В частности, по абсолютному большинству научных направлений, связанных с 60+ критическими технологиями, лидируют Китай и США, причем с таким отрывом, что все остальные страны кажутся статистической погрешностью. Исключения есть, но их можно пересчитать по пальцам. Например, Индия занимает второе место по объему научного задела в передовых композиционных материалах, технологиях распределенного реестра, ячеистой сетевой топологии, биотехнологиях для промышленных применений и пр.
Ситуация с дефицитом научного задела осложняется самим устройством экономики современной науки: затраты на науку и инновации всех родов и видов растут, а продуктивность научно-исследовательского комплекса (если измерять ее не в научных статьях, а, скажем, в количестве новых продуктов или по обычному принципу возврата инвестиций) постоянно падает, причем быстрее всего — в инновационно-емких отраслях.
Например, в США, по данным Национального бюро экономических исследований (NBER), с 1971 года продуктивность R&D в микроэлектронике снижалась в среднем на 6,8 % в год и к середине 2010‑х упала в 18 раз, в фармацевтике — на 3,5 %, в сельском хозяйстве — на 4−6 %, а в среднем по всем научным направлениям/отраслям экономики — на 5,3 % в год.
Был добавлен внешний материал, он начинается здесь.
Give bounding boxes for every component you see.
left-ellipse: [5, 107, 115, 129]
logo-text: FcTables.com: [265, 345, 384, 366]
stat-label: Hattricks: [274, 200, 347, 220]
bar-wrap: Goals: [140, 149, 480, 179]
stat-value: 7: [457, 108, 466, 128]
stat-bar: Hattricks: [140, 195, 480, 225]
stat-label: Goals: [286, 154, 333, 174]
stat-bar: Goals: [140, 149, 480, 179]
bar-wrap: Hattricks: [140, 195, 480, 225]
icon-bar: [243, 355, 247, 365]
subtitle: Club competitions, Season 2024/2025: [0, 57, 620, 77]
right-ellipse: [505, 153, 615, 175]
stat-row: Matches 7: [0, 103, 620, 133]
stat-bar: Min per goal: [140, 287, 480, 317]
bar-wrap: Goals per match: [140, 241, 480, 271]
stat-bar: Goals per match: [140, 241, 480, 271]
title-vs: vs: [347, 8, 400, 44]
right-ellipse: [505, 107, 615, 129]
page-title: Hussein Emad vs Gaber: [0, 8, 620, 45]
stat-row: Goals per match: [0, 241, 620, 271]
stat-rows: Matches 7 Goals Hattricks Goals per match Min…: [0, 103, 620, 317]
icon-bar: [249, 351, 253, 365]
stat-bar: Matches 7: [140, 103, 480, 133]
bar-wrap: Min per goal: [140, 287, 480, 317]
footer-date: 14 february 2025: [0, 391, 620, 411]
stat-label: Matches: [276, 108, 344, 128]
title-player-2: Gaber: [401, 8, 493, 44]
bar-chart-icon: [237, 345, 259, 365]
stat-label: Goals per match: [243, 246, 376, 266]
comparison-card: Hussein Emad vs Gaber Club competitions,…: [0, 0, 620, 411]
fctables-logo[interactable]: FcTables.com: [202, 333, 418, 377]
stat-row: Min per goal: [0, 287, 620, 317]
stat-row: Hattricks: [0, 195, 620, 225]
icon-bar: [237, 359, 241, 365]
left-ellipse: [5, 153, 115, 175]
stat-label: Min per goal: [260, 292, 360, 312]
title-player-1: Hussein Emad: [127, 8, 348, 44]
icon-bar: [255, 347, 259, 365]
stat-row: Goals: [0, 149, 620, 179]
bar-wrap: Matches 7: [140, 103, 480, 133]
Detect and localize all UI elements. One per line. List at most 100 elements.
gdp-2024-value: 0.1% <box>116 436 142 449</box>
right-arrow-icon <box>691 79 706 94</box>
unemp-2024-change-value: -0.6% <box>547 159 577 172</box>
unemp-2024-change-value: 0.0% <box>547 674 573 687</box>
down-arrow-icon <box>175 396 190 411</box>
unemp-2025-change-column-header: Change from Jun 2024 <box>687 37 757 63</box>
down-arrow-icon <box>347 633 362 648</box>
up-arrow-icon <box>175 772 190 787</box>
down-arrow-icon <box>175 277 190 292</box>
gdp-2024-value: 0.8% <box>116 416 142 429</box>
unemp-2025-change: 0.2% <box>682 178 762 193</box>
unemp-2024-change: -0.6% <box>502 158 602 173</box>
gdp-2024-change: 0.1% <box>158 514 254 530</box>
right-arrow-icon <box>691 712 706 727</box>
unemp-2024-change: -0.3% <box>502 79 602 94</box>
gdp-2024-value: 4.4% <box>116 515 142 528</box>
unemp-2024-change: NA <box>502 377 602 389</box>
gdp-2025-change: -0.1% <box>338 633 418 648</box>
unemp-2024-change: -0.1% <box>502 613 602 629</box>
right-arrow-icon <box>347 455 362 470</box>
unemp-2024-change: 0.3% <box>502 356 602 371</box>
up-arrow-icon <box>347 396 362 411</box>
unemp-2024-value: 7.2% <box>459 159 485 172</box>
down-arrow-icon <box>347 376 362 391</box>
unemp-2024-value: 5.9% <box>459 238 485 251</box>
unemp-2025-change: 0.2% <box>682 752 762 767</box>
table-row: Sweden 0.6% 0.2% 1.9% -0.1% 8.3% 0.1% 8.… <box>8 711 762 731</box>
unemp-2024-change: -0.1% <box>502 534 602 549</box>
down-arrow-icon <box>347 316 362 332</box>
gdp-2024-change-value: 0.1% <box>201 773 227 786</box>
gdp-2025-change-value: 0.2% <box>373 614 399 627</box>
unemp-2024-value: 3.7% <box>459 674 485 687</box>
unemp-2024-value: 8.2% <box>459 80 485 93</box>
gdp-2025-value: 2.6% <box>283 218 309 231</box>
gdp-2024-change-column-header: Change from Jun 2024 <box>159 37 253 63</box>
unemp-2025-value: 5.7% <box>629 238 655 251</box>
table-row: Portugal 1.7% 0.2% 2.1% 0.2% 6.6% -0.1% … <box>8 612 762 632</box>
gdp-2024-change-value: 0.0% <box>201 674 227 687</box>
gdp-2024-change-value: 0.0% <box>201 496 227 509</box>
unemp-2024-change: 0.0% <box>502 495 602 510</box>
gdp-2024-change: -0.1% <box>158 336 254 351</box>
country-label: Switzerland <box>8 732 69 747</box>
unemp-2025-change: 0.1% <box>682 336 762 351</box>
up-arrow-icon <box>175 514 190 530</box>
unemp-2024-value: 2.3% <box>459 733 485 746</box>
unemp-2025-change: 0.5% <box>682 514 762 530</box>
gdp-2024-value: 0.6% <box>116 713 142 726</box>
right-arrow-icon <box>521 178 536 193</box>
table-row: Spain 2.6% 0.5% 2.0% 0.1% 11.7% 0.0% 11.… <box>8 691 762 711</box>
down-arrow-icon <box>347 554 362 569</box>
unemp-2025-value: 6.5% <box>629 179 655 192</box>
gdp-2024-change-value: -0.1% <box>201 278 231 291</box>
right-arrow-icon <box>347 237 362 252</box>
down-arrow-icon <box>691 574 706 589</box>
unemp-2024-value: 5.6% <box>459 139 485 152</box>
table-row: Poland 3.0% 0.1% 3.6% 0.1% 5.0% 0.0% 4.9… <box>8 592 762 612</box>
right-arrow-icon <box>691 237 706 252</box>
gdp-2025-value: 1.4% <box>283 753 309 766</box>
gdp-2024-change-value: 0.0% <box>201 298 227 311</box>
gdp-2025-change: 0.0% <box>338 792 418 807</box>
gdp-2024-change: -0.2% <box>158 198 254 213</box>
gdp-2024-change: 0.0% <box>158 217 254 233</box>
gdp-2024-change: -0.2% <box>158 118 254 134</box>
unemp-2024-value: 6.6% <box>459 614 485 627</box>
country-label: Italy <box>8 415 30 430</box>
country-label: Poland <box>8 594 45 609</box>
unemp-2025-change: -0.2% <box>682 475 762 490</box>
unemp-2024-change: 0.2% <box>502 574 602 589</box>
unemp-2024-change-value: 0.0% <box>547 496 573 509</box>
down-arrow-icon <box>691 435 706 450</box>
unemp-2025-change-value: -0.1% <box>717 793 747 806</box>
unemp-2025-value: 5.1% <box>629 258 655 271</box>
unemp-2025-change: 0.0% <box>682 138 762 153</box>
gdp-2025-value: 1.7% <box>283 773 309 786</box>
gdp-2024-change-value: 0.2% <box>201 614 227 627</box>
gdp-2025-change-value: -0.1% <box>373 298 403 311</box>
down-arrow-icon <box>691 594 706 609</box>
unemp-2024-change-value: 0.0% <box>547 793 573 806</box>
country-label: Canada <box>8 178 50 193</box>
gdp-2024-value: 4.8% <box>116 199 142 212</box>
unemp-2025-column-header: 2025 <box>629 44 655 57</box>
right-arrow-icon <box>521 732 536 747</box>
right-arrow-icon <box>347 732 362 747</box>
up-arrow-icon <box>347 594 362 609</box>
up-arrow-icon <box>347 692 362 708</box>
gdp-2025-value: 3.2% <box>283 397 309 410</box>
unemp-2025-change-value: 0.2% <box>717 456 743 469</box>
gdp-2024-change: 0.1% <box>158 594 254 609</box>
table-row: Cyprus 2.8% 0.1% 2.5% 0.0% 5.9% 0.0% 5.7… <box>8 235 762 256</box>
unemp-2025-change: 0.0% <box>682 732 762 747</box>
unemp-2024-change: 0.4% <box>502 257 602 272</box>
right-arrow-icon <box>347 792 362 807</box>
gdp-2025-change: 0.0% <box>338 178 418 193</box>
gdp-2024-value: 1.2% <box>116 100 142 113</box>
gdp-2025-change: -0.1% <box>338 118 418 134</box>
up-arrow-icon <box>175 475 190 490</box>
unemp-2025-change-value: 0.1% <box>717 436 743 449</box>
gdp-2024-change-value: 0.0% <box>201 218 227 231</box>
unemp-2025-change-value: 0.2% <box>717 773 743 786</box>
(При этом оценки эффективности государственных инвестиций в R&D разнятся вплоть до диаметрально противоположных; но в тех же США, если верить отдельным исследованиям, отдача от госвложений в науку все же падает медленнее, чем отдача от частных R&D.)
Причин падения R&D-продуктивности множество, начиная с естественного жизненного цикла отраслей, компаний и продуктов (проблему падающей отдачи en masse никто не отменял) и заканчивая макроэкономической ситуацией, результирующей в стагнацию или сокращение реальных затрат государств на науку и инновации.
Фактически для большинства стран задача быстрой самостоятельной наработки научного задела в критических/новых технологиях, нужных для техсуверенитета, не имеет решения: для этого просто нет достаточного количества ресурсов (денег, людей, времени, механизмов и пр.).
И единственные доступные действия в таких условиях, если речь не про Китай и США, — выбор специализации и жесткая приоритезация научно-исследовательских государственных бюджетов. В такой логике, например, какое-то время назад начал работать Иран — и к середине 2020‑х вошел в топ‑10 стран по качественному научному заделу в приоритетных технологических направлениях: БПЛА (восьмое место в мире), композиционных материалах (пятое), фотовольтаике (седьмое), водородных технологиях (шестое) и пр.
Если оставить за скобками очевидную проблему денег, людей и приоритетов, то страны, претендующие на технологический суверенитет, работают еще с двумя проблемными зонами, причем обе мало обсуждаются публично, зато хорошо видны на срезе реализуемых научно-технологических политик.